J. Tseng1, P. Hain1, S. Barathan1, H. Rodriguez1, T. Griner1, M. S. Rambod1, N. Parrish1, H. Sax1, R. F. Alban1 1Cedars-Sinai Medical Center,Los Angeles, CA, USA
Introduction:
Continuous Renal Replacement Therapy (CRRT) is a dialysis modality that is essential in the management of critically ill patients with renal failure. It confers the advantage of removing solutes and fluid at a slow, constant rate, with lower rates of hypotension and other adverse events.
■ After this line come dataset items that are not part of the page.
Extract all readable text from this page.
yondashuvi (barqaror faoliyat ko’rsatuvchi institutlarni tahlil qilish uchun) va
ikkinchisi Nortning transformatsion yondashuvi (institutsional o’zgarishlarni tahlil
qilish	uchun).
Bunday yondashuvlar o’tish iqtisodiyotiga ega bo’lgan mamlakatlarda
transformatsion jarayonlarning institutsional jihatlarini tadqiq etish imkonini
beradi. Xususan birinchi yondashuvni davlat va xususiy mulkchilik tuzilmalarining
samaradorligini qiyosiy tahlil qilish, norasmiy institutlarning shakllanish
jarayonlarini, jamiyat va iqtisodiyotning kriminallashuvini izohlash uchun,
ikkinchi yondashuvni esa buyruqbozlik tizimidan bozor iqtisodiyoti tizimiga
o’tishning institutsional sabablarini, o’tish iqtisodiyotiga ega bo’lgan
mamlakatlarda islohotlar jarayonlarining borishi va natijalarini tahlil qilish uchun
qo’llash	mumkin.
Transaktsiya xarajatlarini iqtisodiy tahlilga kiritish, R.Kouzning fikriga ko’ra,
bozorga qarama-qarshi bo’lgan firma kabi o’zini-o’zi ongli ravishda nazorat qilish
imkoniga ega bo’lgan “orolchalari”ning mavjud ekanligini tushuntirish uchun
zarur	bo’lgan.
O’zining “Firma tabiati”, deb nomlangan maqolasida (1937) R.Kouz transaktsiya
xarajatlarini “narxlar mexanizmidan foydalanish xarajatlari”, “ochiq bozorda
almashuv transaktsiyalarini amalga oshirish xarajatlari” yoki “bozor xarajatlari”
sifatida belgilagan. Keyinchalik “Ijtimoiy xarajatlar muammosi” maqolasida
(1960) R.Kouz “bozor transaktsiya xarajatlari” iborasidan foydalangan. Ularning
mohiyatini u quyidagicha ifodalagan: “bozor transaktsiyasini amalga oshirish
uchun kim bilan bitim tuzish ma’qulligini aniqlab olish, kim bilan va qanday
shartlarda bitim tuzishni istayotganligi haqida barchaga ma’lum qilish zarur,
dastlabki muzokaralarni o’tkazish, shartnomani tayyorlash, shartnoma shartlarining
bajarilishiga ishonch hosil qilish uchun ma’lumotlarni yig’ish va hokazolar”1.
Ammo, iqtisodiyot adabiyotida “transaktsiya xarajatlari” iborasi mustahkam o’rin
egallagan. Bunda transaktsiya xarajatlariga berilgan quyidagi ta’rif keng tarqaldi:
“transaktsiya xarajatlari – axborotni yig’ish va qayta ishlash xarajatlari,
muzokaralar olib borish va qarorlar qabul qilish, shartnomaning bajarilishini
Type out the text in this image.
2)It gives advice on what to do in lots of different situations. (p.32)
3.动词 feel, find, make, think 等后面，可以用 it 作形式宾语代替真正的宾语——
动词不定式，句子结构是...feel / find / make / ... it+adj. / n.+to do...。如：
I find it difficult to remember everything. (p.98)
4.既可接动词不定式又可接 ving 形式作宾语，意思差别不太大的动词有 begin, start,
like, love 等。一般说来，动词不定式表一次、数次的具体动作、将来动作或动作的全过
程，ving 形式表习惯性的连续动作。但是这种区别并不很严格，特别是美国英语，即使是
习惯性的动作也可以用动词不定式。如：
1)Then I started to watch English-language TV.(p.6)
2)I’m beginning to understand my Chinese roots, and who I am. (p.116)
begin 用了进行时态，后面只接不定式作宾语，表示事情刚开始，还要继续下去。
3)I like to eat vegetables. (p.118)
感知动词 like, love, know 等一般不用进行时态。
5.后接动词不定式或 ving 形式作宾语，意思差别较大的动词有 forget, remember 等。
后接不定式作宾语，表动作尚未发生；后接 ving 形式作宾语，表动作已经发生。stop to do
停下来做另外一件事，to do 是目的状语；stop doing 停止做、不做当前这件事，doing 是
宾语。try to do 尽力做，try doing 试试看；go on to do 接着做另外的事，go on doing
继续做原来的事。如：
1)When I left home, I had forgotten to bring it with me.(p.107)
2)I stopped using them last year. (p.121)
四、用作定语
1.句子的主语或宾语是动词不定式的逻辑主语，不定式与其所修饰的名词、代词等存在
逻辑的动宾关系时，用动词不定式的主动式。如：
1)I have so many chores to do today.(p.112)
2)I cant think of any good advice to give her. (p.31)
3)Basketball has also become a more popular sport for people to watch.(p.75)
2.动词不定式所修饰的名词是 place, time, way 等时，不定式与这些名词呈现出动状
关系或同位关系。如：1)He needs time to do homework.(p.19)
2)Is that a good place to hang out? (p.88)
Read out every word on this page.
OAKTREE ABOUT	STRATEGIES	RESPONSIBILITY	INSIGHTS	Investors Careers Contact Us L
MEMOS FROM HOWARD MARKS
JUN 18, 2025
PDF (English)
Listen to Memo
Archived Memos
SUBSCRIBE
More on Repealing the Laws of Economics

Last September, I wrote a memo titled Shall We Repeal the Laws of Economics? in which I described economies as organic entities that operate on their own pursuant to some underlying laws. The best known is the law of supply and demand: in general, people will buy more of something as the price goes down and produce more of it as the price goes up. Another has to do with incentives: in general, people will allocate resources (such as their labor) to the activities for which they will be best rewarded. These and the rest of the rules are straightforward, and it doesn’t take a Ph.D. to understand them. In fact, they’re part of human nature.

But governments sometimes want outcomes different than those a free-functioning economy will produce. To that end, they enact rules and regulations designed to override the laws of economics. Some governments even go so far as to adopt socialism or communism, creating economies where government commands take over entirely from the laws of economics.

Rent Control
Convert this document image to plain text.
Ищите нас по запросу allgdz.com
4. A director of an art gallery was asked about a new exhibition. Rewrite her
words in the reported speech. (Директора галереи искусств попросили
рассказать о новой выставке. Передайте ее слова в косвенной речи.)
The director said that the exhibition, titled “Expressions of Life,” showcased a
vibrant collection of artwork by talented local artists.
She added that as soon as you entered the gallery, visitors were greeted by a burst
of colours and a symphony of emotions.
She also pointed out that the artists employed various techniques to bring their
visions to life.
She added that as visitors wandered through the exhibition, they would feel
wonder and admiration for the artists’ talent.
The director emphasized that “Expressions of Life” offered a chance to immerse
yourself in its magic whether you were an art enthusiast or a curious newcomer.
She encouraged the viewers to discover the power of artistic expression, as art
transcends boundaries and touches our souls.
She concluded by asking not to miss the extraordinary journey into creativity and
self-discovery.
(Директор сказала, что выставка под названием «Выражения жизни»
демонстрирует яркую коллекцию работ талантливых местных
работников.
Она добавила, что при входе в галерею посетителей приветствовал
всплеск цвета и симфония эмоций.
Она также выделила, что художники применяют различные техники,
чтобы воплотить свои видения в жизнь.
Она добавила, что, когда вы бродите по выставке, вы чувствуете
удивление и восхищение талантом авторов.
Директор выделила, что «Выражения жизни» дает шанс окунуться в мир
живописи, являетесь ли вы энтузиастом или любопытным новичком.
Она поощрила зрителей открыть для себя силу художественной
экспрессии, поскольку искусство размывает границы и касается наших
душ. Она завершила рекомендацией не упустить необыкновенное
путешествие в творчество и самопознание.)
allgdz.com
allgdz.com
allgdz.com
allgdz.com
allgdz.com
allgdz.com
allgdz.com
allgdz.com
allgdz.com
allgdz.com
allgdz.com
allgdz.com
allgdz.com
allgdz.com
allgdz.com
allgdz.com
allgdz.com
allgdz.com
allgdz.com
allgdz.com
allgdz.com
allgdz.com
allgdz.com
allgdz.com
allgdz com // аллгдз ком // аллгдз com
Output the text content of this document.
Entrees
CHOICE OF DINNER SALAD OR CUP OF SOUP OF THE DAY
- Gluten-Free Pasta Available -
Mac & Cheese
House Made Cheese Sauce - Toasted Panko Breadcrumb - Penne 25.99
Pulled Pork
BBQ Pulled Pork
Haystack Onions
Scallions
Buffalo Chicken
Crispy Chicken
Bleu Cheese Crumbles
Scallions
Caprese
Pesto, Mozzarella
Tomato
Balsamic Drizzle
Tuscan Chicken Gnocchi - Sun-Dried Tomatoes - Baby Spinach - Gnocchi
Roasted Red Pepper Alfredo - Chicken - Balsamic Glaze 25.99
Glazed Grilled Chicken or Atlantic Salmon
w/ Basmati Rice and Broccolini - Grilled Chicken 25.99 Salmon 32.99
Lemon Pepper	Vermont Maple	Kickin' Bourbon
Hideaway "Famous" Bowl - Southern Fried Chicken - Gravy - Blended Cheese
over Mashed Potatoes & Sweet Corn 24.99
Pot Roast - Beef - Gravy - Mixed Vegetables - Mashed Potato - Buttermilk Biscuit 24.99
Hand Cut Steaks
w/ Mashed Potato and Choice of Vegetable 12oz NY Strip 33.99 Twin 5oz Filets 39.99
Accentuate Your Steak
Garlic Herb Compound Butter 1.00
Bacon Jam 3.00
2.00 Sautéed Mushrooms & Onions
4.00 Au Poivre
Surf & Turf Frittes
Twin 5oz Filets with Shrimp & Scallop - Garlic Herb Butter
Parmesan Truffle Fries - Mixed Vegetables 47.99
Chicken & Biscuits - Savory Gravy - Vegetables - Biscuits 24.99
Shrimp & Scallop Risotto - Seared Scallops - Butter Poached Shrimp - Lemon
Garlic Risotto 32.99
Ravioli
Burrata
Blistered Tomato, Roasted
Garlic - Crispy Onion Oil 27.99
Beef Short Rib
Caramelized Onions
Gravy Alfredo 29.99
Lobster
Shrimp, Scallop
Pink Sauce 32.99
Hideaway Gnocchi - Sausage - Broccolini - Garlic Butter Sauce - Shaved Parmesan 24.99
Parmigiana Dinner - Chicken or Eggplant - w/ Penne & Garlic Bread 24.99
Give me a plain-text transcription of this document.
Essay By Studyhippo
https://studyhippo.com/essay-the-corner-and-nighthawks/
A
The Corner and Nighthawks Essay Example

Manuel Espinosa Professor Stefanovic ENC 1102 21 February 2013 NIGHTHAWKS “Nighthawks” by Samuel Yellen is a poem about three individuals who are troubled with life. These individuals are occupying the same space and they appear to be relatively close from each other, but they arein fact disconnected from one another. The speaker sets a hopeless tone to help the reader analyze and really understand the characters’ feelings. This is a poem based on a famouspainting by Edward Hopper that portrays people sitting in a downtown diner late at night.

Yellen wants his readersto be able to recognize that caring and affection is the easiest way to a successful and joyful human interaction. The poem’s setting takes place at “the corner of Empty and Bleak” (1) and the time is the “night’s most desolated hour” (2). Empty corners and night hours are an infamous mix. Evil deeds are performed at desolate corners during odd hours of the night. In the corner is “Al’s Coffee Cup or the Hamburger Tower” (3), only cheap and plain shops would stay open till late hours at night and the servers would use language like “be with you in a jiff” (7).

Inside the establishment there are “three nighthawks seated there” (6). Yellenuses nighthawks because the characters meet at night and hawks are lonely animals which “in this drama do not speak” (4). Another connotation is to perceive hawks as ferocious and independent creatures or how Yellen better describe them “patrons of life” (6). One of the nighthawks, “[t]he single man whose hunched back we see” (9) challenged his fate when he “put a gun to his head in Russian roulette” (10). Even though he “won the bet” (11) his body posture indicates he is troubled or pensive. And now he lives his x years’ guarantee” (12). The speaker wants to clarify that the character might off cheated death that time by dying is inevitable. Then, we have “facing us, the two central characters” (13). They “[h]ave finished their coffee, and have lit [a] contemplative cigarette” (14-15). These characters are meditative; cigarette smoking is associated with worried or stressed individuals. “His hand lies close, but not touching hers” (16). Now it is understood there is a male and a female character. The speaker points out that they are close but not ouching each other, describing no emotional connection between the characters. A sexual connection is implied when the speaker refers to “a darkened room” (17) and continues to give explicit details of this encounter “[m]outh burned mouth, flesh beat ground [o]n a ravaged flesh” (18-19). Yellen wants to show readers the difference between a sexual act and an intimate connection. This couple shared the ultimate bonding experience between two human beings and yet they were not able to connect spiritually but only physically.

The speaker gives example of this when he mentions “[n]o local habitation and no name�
CRRT use has increased over time, particularly in surgical patients. We sought to assess current utilization patterns of CRRT at our institution and to standardize usage and efficiency in a collaborative approach.
Methods:
Data was collected for fiscal years 2013 to 2016 at a large urban academic medical center. A task force was developed in October 2015 involving intensive care units (ICUs), nursing and nephrology leadership with an effort to apply standardized guidelines for initiation and termination of CRRT, improve daily communication and documentation between the Nephrology, ICU teams, and ICU nursing staff. In addition to other measures, electronic order sets were revised to reassess the need for CRRT and its associated labs on a daily basis. Utilization data and related costs were calculated using our internal data warehouse and finance department. Fiscal year (FY) data before and after the intervention were compared.
Results:
From 2013 to 2016, the total volume of patients on CRRT increased by 187% (233 to 435), and the total number of CRRT days increased by 191% (1,704 to 3,257) with the large majority of patients being surgical (62%). Prior to intervention, the median number of CRRT days per patient peaked at 8 days for FY2014 and FY2015. This decreased to 7 after our intervention for FY2016. The total direct cost of CRRT increased yearly from $2.84 million in 2013 to $4.37 million in FY2016, while the average cost of CRRT per patient decreased from $12,167 in FY2013 to $11,548 in FY2015, and further to $10,030 in FY2016. This resulted in savings per case of $1,518, to a total annualized saving of $660,220 for FY2016. In addition, case mix index increased yearly from 8.82 in FY2013 to 9.35 in FY2016.
Conclusion:
By establishing a task force to critically review the usage of CRRT and implementing best practice guidelines and collaboration policies, we significantly reduced the cost of CRRT per case across all ICUs at our institution. These resulted in significant cost savings and improved documentation.